Though Corbin wants all of his players back and healthy — from Burke to Jeremy Evans, Andris Biedrins and Brandon Rush — the Jazz coach is trying to teach his players that they need to do this for themselves. They have to dig deep, retain information the coaching staff has gone over and over, rise to the new playing opportunities and fight their way through this funk.
Corbin has been telling players that this slump is like life — they’ve just got to work out of the bad spot. Utah has home games against Denver, New Orleans and San Antonio to do that.
“That’s my message to them, ‘Look, you can’t keep looking around. Nobody else is going to show up. This is it,'" Corbin said. “We’ve got to do it with this group. We’ve got a couple of guys out, but we’ve got to play with more energy.”
Learning to fight — and sustain that drive — might be the biggest thing the young Jazz has to learn this season.
“This is the NBA. Everybody goes through it. You can’t get around it,” Corbin said. “They’re not going to wait for you to get healthy. They’re not going to wait for you to play better. You have to go out and make it happen.”
To that point, Corbin doesn’t want his team to think things are going to change just because they’re playing in front of their own fans. That was another message he delivered in a locker room full of frazzled Jazz employees.
“Just because we’re going home it’s not going to just get better. We’ve got to make it get better. We’ve got to come back and play and fight and compete,” Corbin said. “If we lose games playing and fighting and competing, we can deal with that.
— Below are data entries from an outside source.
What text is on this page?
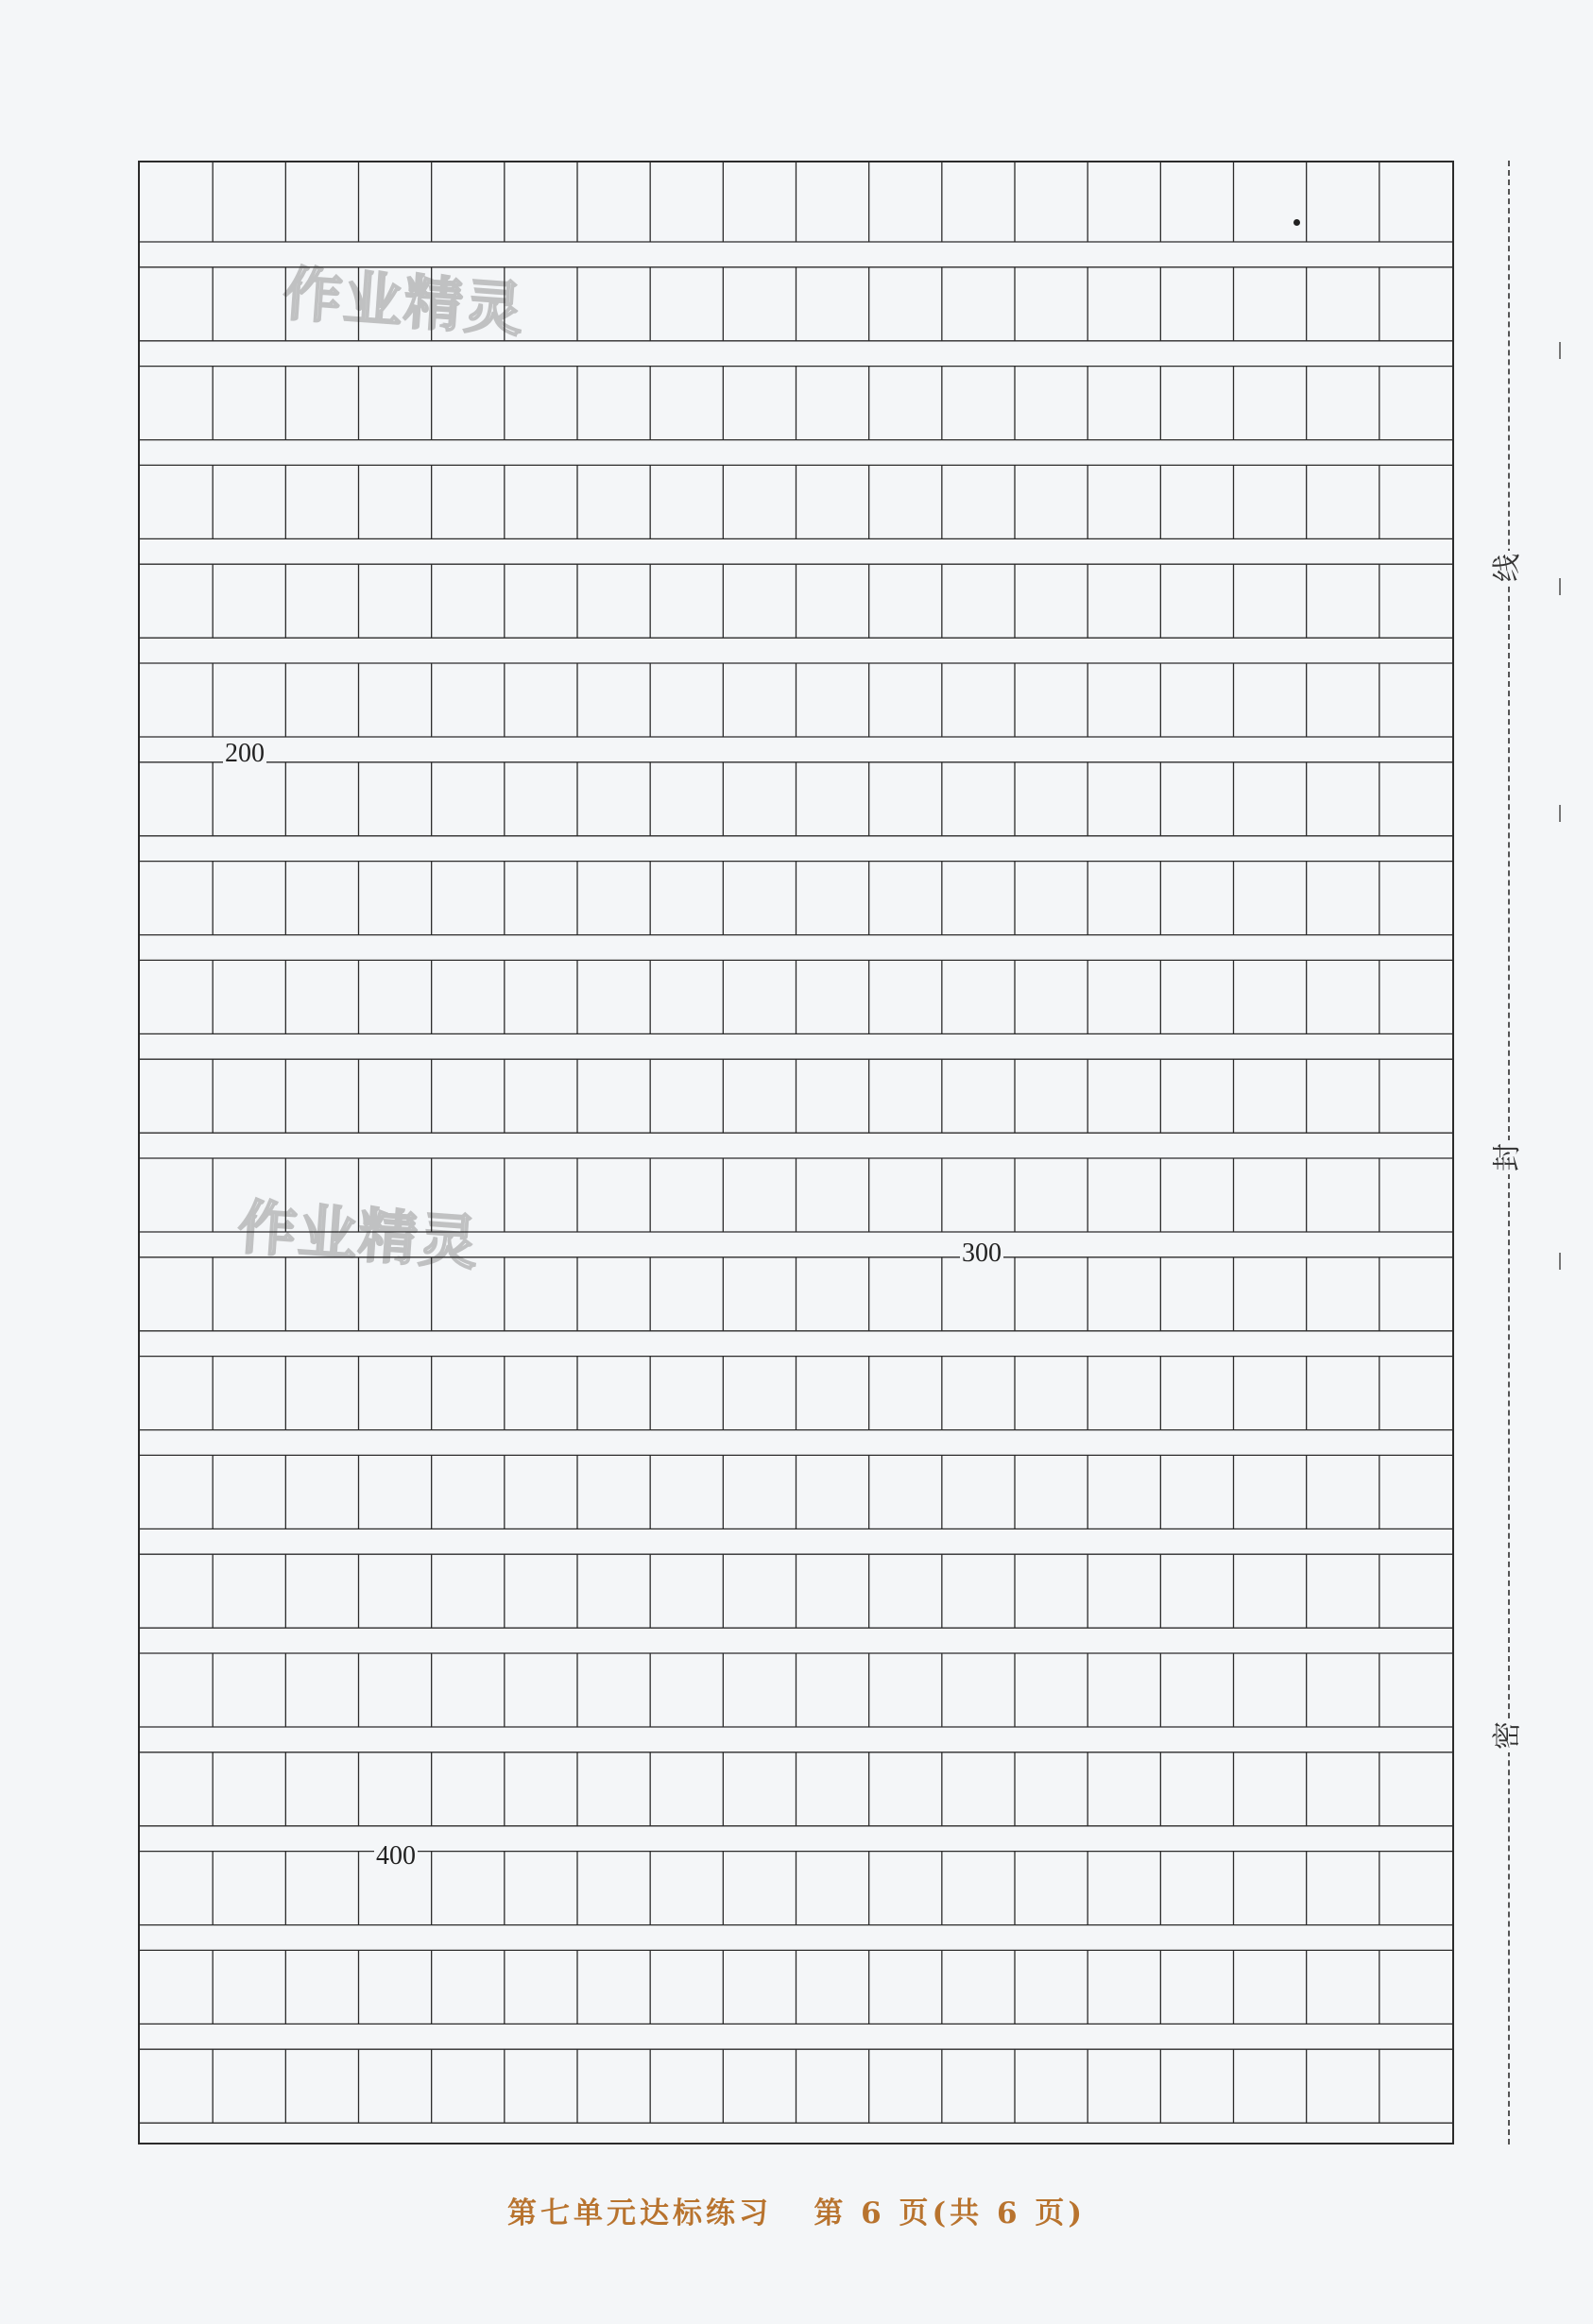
作业精灵
作业精灵
200
300
400
线
封
密
第七单元达标练习 第 6 页(共 6 页)
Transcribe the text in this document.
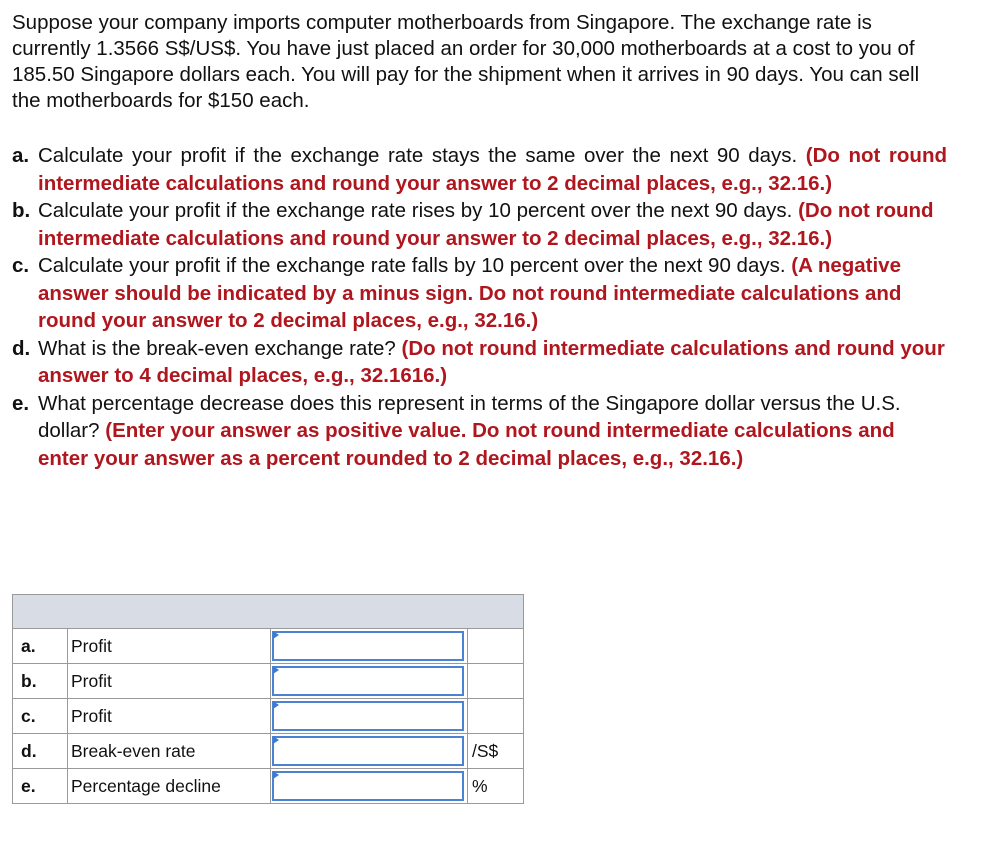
Suppose your company imports computer motherboards from Singapore. The exchange rate is currently 1.3566 S$/US$. You have just placed an order for 30,000 motherboards at a cost to you of 185.50 Singapore dollars each. You will pay for the shipment when it arrives in 90 days. You can sell the motherboards for $150 each.

a. Calculate your profit if the exchange rate stays the same over the next 90 days. (Do not round intermediate calculations and round your answer to 2 decimal places, e.g., 32.16.)
b. Calculate your profit if the exchange rate rises by 10 percent over the next 90 days. (Do not round intermediate calculations and round your answer to 2 decimal places, e.g., 32.16.)
c. Calculate your profit if the exchange rate falls by 10 percent over the next 90 days. (A negative answer should be indicated by a minus sign. Do not round intermediate calculations and round your answer to 2 decimal places, e.g., 32.16.)
d. What is the break-even exchange rate? (Do not round intermediate calculations and round your answer to 4 decimal places, e.g., 32.1616.)
e. What percentage decrease does this represent in terms of the Singapore dollar versus the U.S. dollar? (Enter your answer as positive value. Do not round intermediate calculations and enter your answer as a percent rounded to 2 decimal places, e.g., 32.16.)

a.	Profit	

b.	Profit	

c.	Profit	

d.	Break-even rate		/S$
e.	Percentage decline		%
We don’t want to come in and just show up and think it’s going to happen. We’ve got to make it happen.”
Hayward, in his new leadership role, said the team might have to have yet another players-only meeting to work things out. He sees it as his job to make sure his teammates don’t get too down on themselves.
“We’ve got to pick ourselves up and move on,” he said. “We’ve got to do something because they (coaches) can only do so much for us. We’re the guys out there on the court.”
Veteran John Lucas III also indicated another heart-to-heart — lay it all out on the line discussion — might be in order for the players.
“We’ve got to figure out who we are. That’s our thing. We’ve got to figure out who we are,” Lucas said. “From myself to everybody else, we’ve got to look at ourselves in the mirror because this ain’t cool. I know we’re seven games in, but still.
“I don’t want anyone to get used to this. I don’t care what’s being said in the media about us, but we’ve got to hold ourselves accountable for what we’re doing out there.”
Giving fans who help pay for the players' high salaries something to cheer for would be an added bonus.